Student Question
How does the cat's rationalizing of stealing fish mirror human behavior?
Quick answer:
The cat's rationalization of stealing fish mirrors human behavior by justifying unethical actions through skewed logic. In "I Am a Cat," the feline narrator steals a servant's dinner, claiming his hunger and her unkindness justify his actions. This reflects how humans often rationalize unethical behavior by blaming circumstances or others, portraying themselves as victims, and using emotion-influenced reasoning to excuse actions they would otherwise deem wrong.
In order to provide some guidance for your question, let us begin with a look at how The Oxford Dictionary defines the verb rationalize: “To attempt to explain or justify one’s own or another’s behavior or attitude with logical, plausible, reasons, even if these are not true or appropriate.”
We come across an instance of rationalization in the first chapter of I Am a Cat. The cat who narrates the story tells the reader how he was taken out of the warm basket he shared with his siblings and “dear mother” by a shosei (a student who does minor chores in exchange for room and lodging) and “pitched with violence into a prickly clump of bamboo grass.” As a nearly helpless kitten, the narrator is stunned, confused, and very hungry.

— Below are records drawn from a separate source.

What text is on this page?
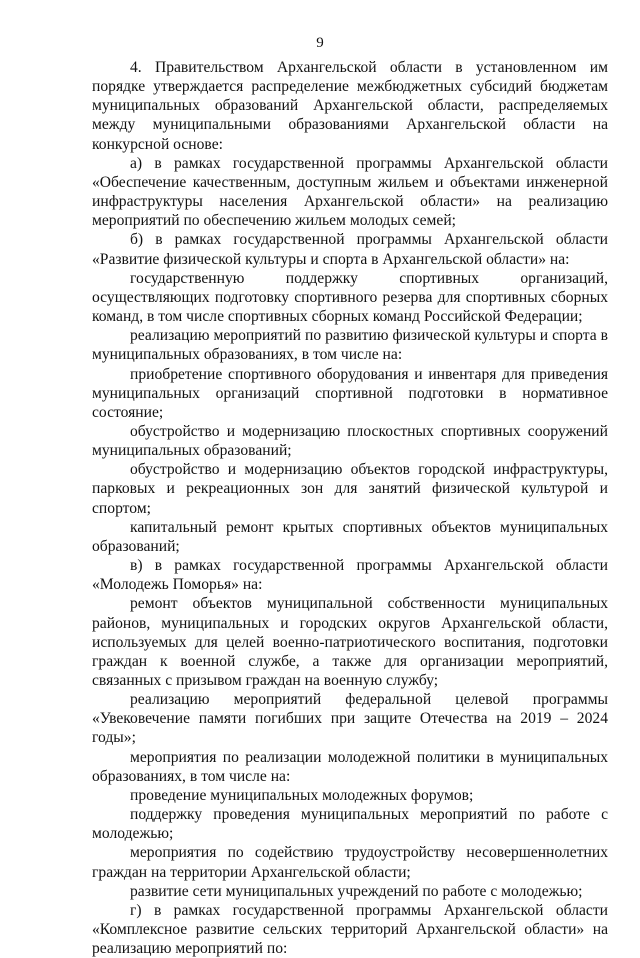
9

4. Правительством Архангельской области в установленном им порядке утверждается распределение межбюджетных субсидий бюджетам муниципальных образований Архангельской области, распределяемых между муниципальными образованиями Архангельской области на конкурсной основе:

а) в рамках государственной программы Архангельской области «Обеспечение качественным, доступным жильем и объектами инженерной инфраструктуры населения Архангельской области» на реализацию мероприятий по обеспечению жильем молодых семей;

б) в рамках государственной программы Архангельской области «Развитие физической культуры и спорта в Архангельской области» на:

государственную поддержку спортивных организаций, осуществляющих подготовку спортивного резерва для спортивных сборных команд, в том числе спортивных сборных команд Российской Федерации;

реализацию мероприятий по развитию физической культуры и спорта в муниципальных образованиях, в том числе на:

приобретение спортивного оборудования и инвентаря для приведения муниципальных организаций спортивной подготовки в нормативное состояние;

обустройство и модернизацию плоскостных спортивных сооружений муниципальных образований;

обустройство и модернизацию объектов городской инфраструктуры, парковых и рекреационных зон для занятий физической культурой и спортом;

капитальный ремонт крытых спортивных объектов муниципальных образований;

в) в рамках государственной программы Архангельской области «Молодежь Поморья» на:

ремонт объектов муниципальной собственности муниципальных районов, муниципальных и городских округов Архангельской области, используемых для целей военно-патриотического воспитания, подготовки граждан к военной службе, а также для организации мероприятий, связанных с призывом граждан на военную службу;

реализацию мероприятий федеральной целевой программы «Увековечение памяти погибших при защите Отечества на 2019 – 2024 годы»;

мероприятия по реализации молодежной политики в муниципальных образованиях, в том числе на:

проведение муниципальных молодежных форумов;

поддержку проведения муниципальных мероприятий по работе с молодежью;

мероприятия по содействию трудоустройству несовершеннолетних граждан на территории Архангельской области;

развитие сети муниципальных учреждений по работе с молодежью;

г) в рамках государственной программы Архангельской области «Комплексное развитие сельских территорий Архангельской области» на реализацию мероприятий по:
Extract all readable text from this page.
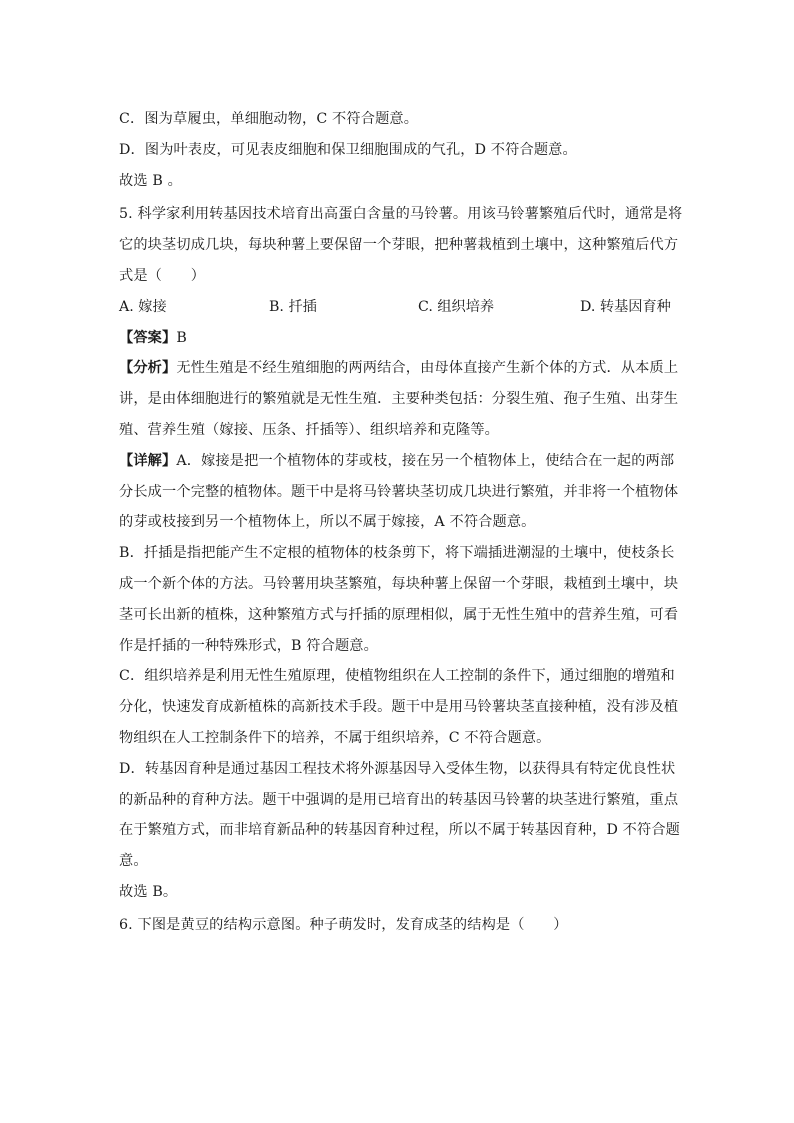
C．图为草履虫，单细胞动物，C 不符合题意。
D．图为叶表皮，可见表皮细胞和保卫细胞围成的气孔，D 不符合题意。
故选 B 。
5. 科学家利用转基因技术培育出高蛋白含量的马铃薯。用该马铃薯繁殖后代时，通常是将
它的块茎切成几块，每块种薯上要保留一个芽眼，把种薯栽植到土壤中，这种繁殖后代方
式是（　　）
A. 嫁接	B. 扦插	C. 组织培养	D. 转基因育种
【答案】B
【分析】无性生殖是不经生殖细胞的两两结合，由母体直接产生新个体的方式．从本质上
讲，是由体细胞进行的繁殖就是无性生殖．主要种类包括：分裂生殖、孢子生殖、出芽生
殖、营养生殖（嫁接、压条、扦插等）、组织培养和克隆等。
【详解】A．嫁接是把一个植物体的芽或枝，接在另一个植物体上，使结合在一起的两部
分长成一个完整的植物体。题干中是将马铃薯块茎切成几块进行繁殖，并非将一个植物体
的芽或枝接到另一个植物体上，所以不属于嫁接，A 不符合题意。
B．扦插是指把能产生不定根的植物体的枝条剪下，将下端插进潮湿的土壤中，使枝条长
成一个新个体的方法。马铃薯用块茎繁殖，每块种薯上保留一个芽眼，栽植到土壤中，块
茎可长出新的植株，这种繁殖方式与扦插的原理相似，属于无性生殖中的营养生殖，可看
作是扦插的一种特殊形式，B 符合题意。
C．组织培养是利用无性生殖原理，使植物组织在人工控制的条件下，通过细胞的增殖和
分化，快速发育成新植株的高新技术手段。题干中是用马铃薯块茎直接种植，没有涉及植
物组织在人工控制条件下的培养，不属于组织培养，C 不符合题意。
D．转基因育种是通过基因工程技术将外源基因导入受体生物，以获得具有特定优良性状
的新品种的育种方法。题干中强调的是用已培育出的转基因马铃薯的块茎进行繁殖，重点
在于繁殖方式，而非培育新品种的转基因育种过程，所以不属于转基因育种，D 不符合题
意。
故选 B。
6. 下图是黄豆的结构示意图。种子萌发时，发育成茎的结构是（　　）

Driven by intense hunger, he manages to enter the kitchen of a house where he meets an unkind servant woman named O-San. “No sooner had she seen me than she grabbed me by the scruff of the neck and flung me out of the house.” Hunger and cold drives the kitten to return to the kitchen. O-San flings him out again. The process repeats itself several times, until the master of the house tells the servant woman that the kitten may stay.
Understandably, the cat bears a grudge against O-San for her cruelty. He explains how he dealt with this feeling. “The other day I managed at long last to rid myself of my sense of grievance, for I squared accounts by stealing her dinner of mackerel-pie.” Rationalization can be a kind of skewed and self-administered justice that, at least in the mind of the aggrieved person, sets things right.
Unfortunately, people are not always able to clear up differences or have conversations about things that have gone wrong between them. When one person feels like he or she is owed something, rationalization may come into play in order to settle the feeling of a grievance within oneself. The emotion-influenced reasoning involved in rationalization can give a person’s conscience permission to do something he or she might otherwise consider to be unethical. This is clearly a human trait that is cleverly portrayed in the anthropomorphized narrator of the cat.
How does the cat in I Am a Cat rationalize stealing the fish?
On page 24, the cat says he gets back at a "servant-woman" who keeps throwing him out of the house by sneaking in one more time and eating her dinner of mackerel-pike. Like a human, he rationalizes the theft by stating that, first, he was cold and hungry, and so therefore it was his animal right to help himself to the food, and secondly, he claims that the woman deserved it. If she had been kinder to him, he wouldn't have felt the need to seek his revenge and eat her dinner. It is reminiscent of when humans commit crimes on the basis that they (the criminal) are the victim and that the person they are stealing from is at least partly responsible for their bad luck.